Sunday 22 November 2020

Scottish judges rule Lockerbie documents will remain secret

[This is the headline over a report in today's edition of The Observer. It reads in part:]

Scotland’s most senior judges have upheld a secrecy order signed by the foreign secretary, Dominic Raab, to withhold intelligence documents believed to implicate a Palestinian terror group in the Lockerbie bombing.

Lawyers acting for the family of Abdelbaset al-Megrahi, the Libyan convicted of the bombing, believe the documents are central to a fresh appeal against his conviction which starts on Tuesday and had urged the court to release them.

The appeal has been lodged by Megrahi’s son, Ali Abdulbaset al-Megrahi, in what is believed to be the first posthumous miscarriage of justice case in Scottish legal history. Megrahi died of cancer in Tripoli in 2012 after being released from prison on compassionate grounds.

The documents are thought to have been sent by King Hussein of Jordan to the UK government after Pan Am Flight 103 was blown up over the town of Lockerbie on December 1988, killing all 259 passengers and crew, and 11 townspeople.

The documents are believed to allege that a Jordanian intelligence agent within the Popular Front for the Liberation of Palestine-General Command (PFLP-GC), called Marwan Khreesat, made the bomb. Critics of Megrahi’s 2001 conviction believe the PFLP-GC carried out the attack on behalf of the Tehran regime in revenge for the destruction of an Iranian airliner by the US warship the USS Vincennesa in July 1988, but this was covered up in order to implicate Libya.

In August, Raab signed a public interest immunity certificate to keep the documents secret. In 2008 the then foreign secretary, David Miliband, also refused to release the papers ahead of Megrahi’s second appeal, later abandoned in the belief he would be released early from prison.

In a ruling issued late on Friday, Scotland’s most senior judge, Lord Carloway, the lord justice general, said the court had upheld Raab’s order signed in August, after studying the papers in a secret hearing earlier this month, even though the foreign secretary agreed the documents are relevant to the appeal.

“His clear view is [it] would cause real harm to the national security of the UK because it would damage counter-terrorism liaison and intelligence gathering between the UK and other states,” Carloway said, referring to Raab’s submission. “The documents had been provided in confidence to the government. Their disclosure would reduce the willingness of the state, which produced the documents, to confide information and to co-operate with the UK.”

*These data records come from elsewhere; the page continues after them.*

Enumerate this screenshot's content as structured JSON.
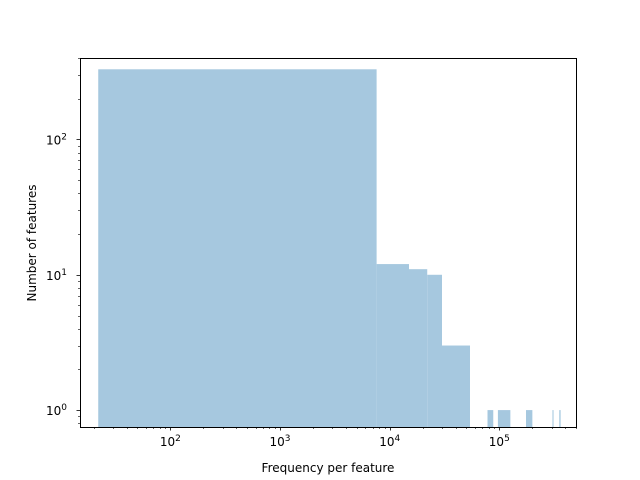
{
  "chart_data": {
    "type": "bar",
    "subtype": "histogram",
    "title": "",
    "xlabel": "Frequency per feature",
    "ylabel": "Number of features",
    "xscale": "log",
    "yscale": "log",
    "xlim": [
      15,
      500000
    ],
    "ylim": [
      0.75,
      400
    ],
    "x_tick_labels": [
      {
        "value": 100,
        "base": "10",
        "exp": "2"
      },
      {
        "value": 1000,
        "base": "10",
        "exp": "3"
      },
      {
        "value": 10000,
        "base": "10",
        "exp": "4"
      },
      {
        "value": 100000,
        "base": "10",
        "exp": "5"
      }
    ],
    "y_tick_labels": [
      {
        "value": 1,
        "base": "10",
        "exp": "0"
      },
      {
        "value": 10,
        "base": "10",
        "exp": "1"
      },
      {
        "value": 100,
        "base": "10",
        "exp": "2"
      }
    ],
    "color": "#a6c8df",
    "grid": false,
    "bins": [
      {
        "x0": 22,
        "x1": 7600,
        "count": 330
      },
      {
        "x0": 7600,
        "x1": 15000,
        "count": 12
      },
      {
        "x0": 15000,
        "x1": 22000,
        "count": 11
      },
      {
        "x0": 22000,
        "x1": 30000,
        "count": 10
      },
      {
        "x0": 30000,
        "x1": 54000,
        "count": 3
      },
      {
        "x0": 78000,
        "x1": 88000,
        "count": 1
      },
      {
        "x0": 97000,
        "x1": 126000,
        "count": 1
      },
      {
        "x0": 175000,
        "x1": 200000,
        "count": 1
      },
      {
        "x0": 305000,
        "x1": 312000,
        "count": 1
      },
      {
        "x0": 352000,
        "x1": 362000,
        "count": 1
      }
    ]
  }
}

To the disappointment of the Megrahis’ lawyers, Carloway sided with the UK government by arguing much of the material in the secret documents was known to Megrahi’s defence team at his trial in the Netherlands in 2000-01, as were claims about Khreesat’s role, even though the Jordanian cables were withheld from his lawyers.

The Megrahi family lawyers insist the documents could have opened up significant new lines of inquiry and helped prove Megrahi’s innocence if they had been released before his trial. Megrahi tried to incriminate the PFLP-GC in the bombing.

The Scottish government’s lawyers, who are on the UK government side in opposing the appeal, told Carloway they believed the documents should be disclosed.

The new appeal hearing was ordered after the Scottish Criminal Cases Review Commission decided Megrahi’s conviction was arguably a miscarriage of justice, because of significant discrepancies in the evidence of the Crown’s key witness, a Maltese shopkeeper called Tony Gauci, who alleged Megrahi had bought clothes put in the suitcase bomb.

The SCCRC also said the Crown had failed to disclose Gauci and his brother were offered reward payments totalling $3m for testifying. Given that evidence, no reasonable jury would have convicted Megrahi, and his rights to a fair trial under article 6 of the European Convention on Human Rights had been breached. [RB: Non-disclosure of the payment offer to the Gaucis is not the principal basis of the contention that no reasonable jury would have convicted.]

The commission found the Jordanian documents were hearsay and had not come from a primary source. That contradicts a previous ruling by the SCCRC. In 2007, with different commissioners involved in the case, it had decided the Jordanian documents did raise questions about the safety of Megrahi’s conviction when it recommended an appeal.

With that hearing under way in August 2009, Megrahi abandoned his case after it emerged he had cancer. “He did so at least partly because he thought that by doing so his prospects of compassionate release would be increased,” the court said.